I came across an interesting, yet slightly gruesome tidbit while doing some research for a project: the last known victim of the Spanish Inquisition was a schoolmaster named Cayetano Ripoll.
He was executed by garroting (strangulation). It was on July 26, 1826 in the Spanish municipality of Valencia. They wanted to burn him. But the "leaders" thought that a bit too much. A nice hanging would suffice (sheesh). But the church leaders were so upset that he wasn't burned alive in a public square that they took his body and put into a barrel and set on fire--after he died.
Why was this schoolmaster (principal) murdered?
For teaching Deist principles--principles which rationalized theology. Deism just holds the position that we don't need to be told by some guy in a frock what god wants or what a book written by a bunch of guys in frocks wants us to think what god wants. Empirical reason and observation of the natural world are not only logical and reliable, they are also sufficient to determine the existence of a supreme being as the creator of the universe--you know, god. That's what Cayetano Ripoll was teaching.

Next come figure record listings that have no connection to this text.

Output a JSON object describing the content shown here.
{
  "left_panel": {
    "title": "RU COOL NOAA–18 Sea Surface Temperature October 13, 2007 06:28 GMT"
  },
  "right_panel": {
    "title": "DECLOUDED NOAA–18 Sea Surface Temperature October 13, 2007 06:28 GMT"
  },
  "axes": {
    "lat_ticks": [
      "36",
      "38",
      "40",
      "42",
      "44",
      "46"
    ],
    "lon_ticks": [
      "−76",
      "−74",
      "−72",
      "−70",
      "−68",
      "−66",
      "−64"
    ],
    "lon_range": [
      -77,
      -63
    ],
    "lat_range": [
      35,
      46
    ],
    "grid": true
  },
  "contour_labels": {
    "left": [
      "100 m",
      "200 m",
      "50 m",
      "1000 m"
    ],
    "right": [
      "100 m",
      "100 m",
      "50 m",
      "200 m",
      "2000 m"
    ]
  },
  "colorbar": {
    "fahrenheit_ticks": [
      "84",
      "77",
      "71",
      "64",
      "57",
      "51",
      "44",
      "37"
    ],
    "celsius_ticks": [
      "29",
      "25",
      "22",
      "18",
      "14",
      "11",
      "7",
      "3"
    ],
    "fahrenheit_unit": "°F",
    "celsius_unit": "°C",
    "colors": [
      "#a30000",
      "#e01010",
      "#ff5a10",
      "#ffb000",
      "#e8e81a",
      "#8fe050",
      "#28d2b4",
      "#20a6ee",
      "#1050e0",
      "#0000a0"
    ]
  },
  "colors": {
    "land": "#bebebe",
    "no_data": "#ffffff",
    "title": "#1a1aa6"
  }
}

The guy was a solider in the Spanish Army in the Peninsular War. He was a POW in France for two years. He was also the last known person to have been executed under sentence from a church authority.
How did this come to pass?
A letter sent by a man named Miguel Toranzo, a former inquisitor, to the Archbishop of Valencia saying that the schoolmaster:
1. Didn't believe in Jesus Christ
2. Didn't believe in the mystery of the Trinity
3. Didn't believe in the Incarnation of God the Son
4. Didn't believe in the Holy Eucharist, the Virgin Mary, or the Holy Gospels
5. And my favorite--he didn't believe in the infallibility of the Holy Catholic church or the Apostolic Roman congregation.
Again, only one of those things is true. The last one. Everything else on the list--lies.
Ripoll's last words? "I die reconciled to God and to man." (the irony...).
Any of this stuff resonating with what's happening in school board rooms in certain states or in certain parts of certain states?
Just made me wonder just how political the education business really is and has been for centuries. Perhaps that's what we need to prepare the people for--having a better understanding of the role school plays in local and state politics instead of pretending that "School is no place for politics". Maybe then, we'll start talking of all sorts of rights (e.g. students' rights, parents' rights, and...educators' rights).